With her entire perceptible being dedicated to the service of Mother Russia, Dominika is advised by her disabled mother (our heroine’s initial motivation is to keep her out of a hellish-sounding state hospital) advises her to keep one small part of herself in reserve; a tiny piece of a private self. What that piece is, though, we as the audience are never really sure – in this world of paranoia, hidden agendas, sedition and secrets, truth is the most valuable commodity of all. Portraying a character whose inner being is almost entirely obfuscated is a tricky task – defaulting to boring robotic stillness is an ever-present risk – but Lawrence carries it off with studied subtlety, allowing us to see minute signs of her inner conflict and hesitation as she navigates the unforgiving hidden world she has been thrust into.

It’s a different kind of feminine strength on display, and one we’re not used to seeing on screen lately. Red Sparrow is not a fantasy of smashing the footsoldiers of patriarchy or being tough enough or being brutal enough to compete pound for pound with male aggressors, as in Atomic Blonde or Fury Road – not that those narratives aren’t vital. Rather, this film is about using the available tools and, importantly, operating clandestinely within the existing power structures in order to survive. Wonder Woman might be able to storm across No Man’s Land in a glorious, fist-pumping display of heroism (heroinism?), but if Dominika tries to muscle through her problems, she gets a bullet to the back of the head.

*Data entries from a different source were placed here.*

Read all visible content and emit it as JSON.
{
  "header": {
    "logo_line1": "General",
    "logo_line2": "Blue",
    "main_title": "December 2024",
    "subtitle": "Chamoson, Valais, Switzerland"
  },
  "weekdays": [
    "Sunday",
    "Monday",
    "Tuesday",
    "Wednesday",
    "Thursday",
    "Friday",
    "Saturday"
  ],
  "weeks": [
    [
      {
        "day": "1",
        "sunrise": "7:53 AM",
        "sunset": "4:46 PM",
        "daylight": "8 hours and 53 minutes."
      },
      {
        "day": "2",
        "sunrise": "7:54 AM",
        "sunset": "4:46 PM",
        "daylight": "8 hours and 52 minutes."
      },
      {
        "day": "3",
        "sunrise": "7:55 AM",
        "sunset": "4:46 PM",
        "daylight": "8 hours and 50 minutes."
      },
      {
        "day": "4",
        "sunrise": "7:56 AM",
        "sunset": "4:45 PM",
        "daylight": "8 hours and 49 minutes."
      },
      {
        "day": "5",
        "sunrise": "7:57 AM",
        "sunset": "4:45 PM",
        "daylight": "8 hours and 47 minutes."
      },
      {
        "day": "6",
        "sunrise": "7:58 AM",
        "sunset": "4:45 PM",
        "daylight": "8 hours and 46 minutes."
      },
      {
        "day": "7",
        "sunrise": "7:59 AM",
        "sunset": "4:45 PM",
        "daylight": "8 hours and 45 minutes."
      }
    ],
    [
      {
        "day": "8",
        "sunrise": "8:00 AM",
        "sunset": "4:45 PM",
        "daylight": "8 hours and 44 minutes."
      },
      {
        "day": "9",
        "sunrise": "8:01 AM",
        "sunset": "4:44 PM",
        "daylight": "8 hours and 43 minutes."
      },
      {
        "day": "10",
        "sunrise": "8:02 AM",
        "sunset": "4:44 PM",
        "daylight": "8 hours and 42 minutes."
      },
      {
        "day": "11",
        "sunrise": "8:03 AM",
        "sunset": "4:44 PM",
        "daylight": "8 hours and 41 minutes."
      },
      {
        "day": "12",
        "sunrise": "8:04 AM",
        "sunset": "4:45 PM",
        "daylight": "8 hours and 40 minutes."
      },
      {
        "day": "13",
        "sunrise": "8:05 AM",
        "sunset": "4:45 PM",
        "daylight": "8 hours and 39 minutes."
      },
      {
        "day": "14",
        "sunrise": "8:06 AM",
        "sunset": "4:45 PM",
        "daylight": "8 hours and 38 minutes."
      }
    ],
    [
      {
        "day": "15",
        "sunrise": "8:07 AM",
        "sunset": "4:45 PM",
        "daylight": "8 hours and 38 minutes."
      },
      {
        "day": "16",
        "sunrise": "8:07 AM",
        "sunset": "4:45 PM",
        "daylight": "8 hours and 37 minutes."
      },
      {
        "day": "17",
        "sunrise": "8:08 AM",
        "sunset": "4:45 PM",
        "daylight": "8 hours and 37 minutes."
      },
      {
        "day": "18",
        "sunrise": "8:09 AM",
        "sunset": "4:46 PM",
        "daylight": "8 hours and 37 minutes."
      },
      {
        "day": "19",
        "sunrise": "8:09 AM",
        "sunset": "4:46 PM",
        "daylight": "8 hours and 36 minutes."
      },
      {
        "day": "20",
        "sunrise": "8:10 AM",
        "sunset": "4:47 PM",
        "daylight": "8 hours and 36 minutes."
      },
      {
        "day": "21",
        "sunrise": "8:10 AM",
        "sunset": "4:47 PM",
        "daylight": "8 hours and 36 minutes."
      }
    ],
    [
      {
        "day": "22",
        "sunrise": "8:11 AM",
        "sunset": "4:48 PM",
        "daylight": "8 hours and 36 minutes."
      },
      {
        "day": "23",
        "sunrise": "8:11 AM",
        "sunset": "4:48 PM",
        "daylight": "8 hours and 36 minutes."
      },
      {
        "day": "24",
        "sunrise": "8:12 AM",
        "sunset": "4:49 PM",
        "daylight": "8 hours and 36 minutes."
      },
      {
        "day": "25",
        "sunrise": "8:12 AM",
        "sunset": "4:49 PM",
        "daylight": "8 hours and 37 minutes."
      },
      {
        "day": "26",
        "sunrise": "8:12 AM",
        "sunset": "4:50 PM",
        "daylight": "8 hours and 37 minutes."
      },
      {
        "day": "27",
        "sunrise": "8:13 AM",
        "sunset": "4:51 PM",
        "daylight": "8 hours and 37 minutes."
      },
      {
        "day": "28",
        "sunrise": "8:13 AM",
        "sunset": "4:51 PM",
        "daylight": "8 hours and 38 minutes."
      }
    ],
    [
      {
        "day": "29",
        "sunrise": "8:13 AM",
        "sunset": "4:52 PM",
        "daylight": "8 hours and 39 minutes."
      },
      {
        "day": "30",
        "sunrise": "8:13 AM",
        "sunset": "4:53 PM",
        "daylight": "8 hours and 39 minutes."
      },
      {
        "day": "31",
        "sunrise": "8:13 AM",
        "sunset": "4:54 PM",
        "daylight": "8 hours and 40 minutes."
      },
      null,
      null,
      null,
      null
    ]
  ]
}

It’s going to be interesting to see how audiences react to this in the current cultural climate.

Director Francis Lawrence does career-best work here. It sounds like a back-handed compliment, but there’s nothing in his back catalogue that suggests a capability for the work at hand: icy, controlled, provocative, and at times deliberately problematic. There’s also an admirable lack of patriotism; Edgerton and his CIA colleagues are sneered at by their Russian counterparts, who mock their lack of stoic professionalism – an unusual stance in an American spy thriller, even though we are in the end more or less encouraged to preference American ideology over Russian. Lawrence’s approach to both sex and violence in the film is decidedly European, and you can all but picture him in the editing suite slicing single frame after single frame in order to satiate the American censor’s demand for coyness.

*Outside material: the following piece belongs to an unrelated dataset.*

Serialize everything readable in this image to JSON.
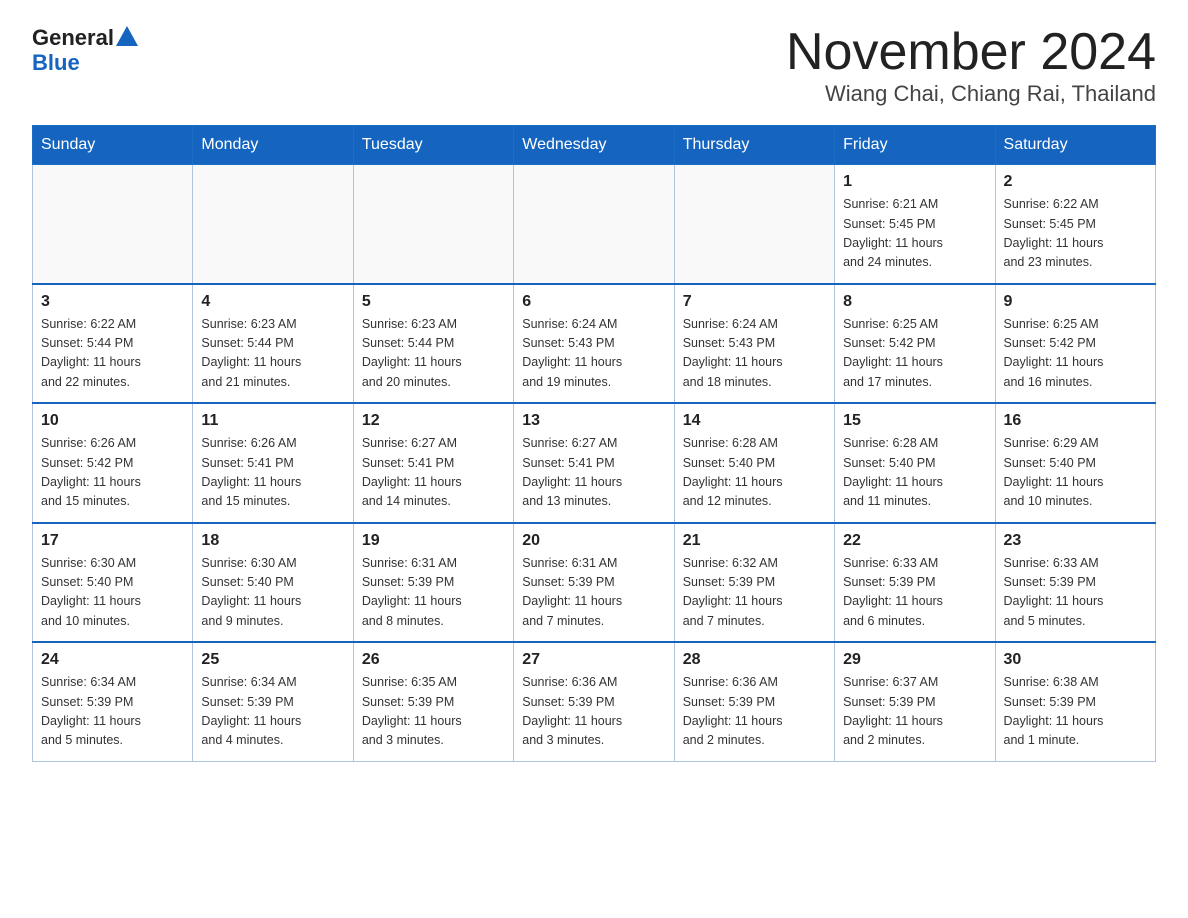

Speaking of violence, there is surprisingly little, but when it does erupt it’s with a horrifying starkness and suddenness that refuses to let us forget that these are horrible things happening to real (in the context of the film) human bodies. It hurts; garotting is slow murder, knives, slice and pierce but do not kill with cinematic quickness, and a couple of torture scenes will linger in the memory – although it’s interesting to note that while the film is happy to have Edgerton tied to a chair for an extended session of punishment, the scene cuts away when it’s Jennifer Lawrence’s turn, although possibly not quickly enough for some.

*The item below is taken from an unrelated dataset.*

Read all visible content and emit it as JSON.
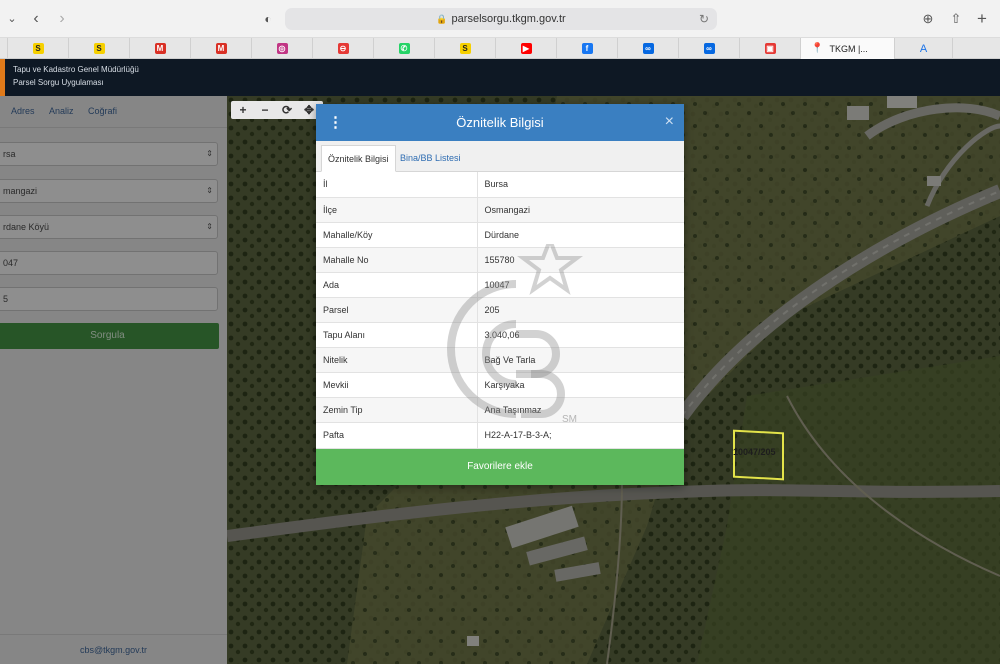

A lot of people are going to be disappointed with Red Sparrow – it has been horribly mis-marketed – and a lot of pundits are going to be scandalised – you can see the furious ill-conceived thinkpieces brewing on the horizon already like gathering thunderheads. It’s not a perfect film – the middle stretch gets a bit lost in its own obscure plot machinations, and the film’s refusal to lay out exactly what the main character’s end goal is will frustrate some. It is, however, astute, provocative, fearless, deliberately perverse and thematically complex. The audience it does find is going to love it – and, perfectly, the cold and controlled Red Sparrow will not love them back.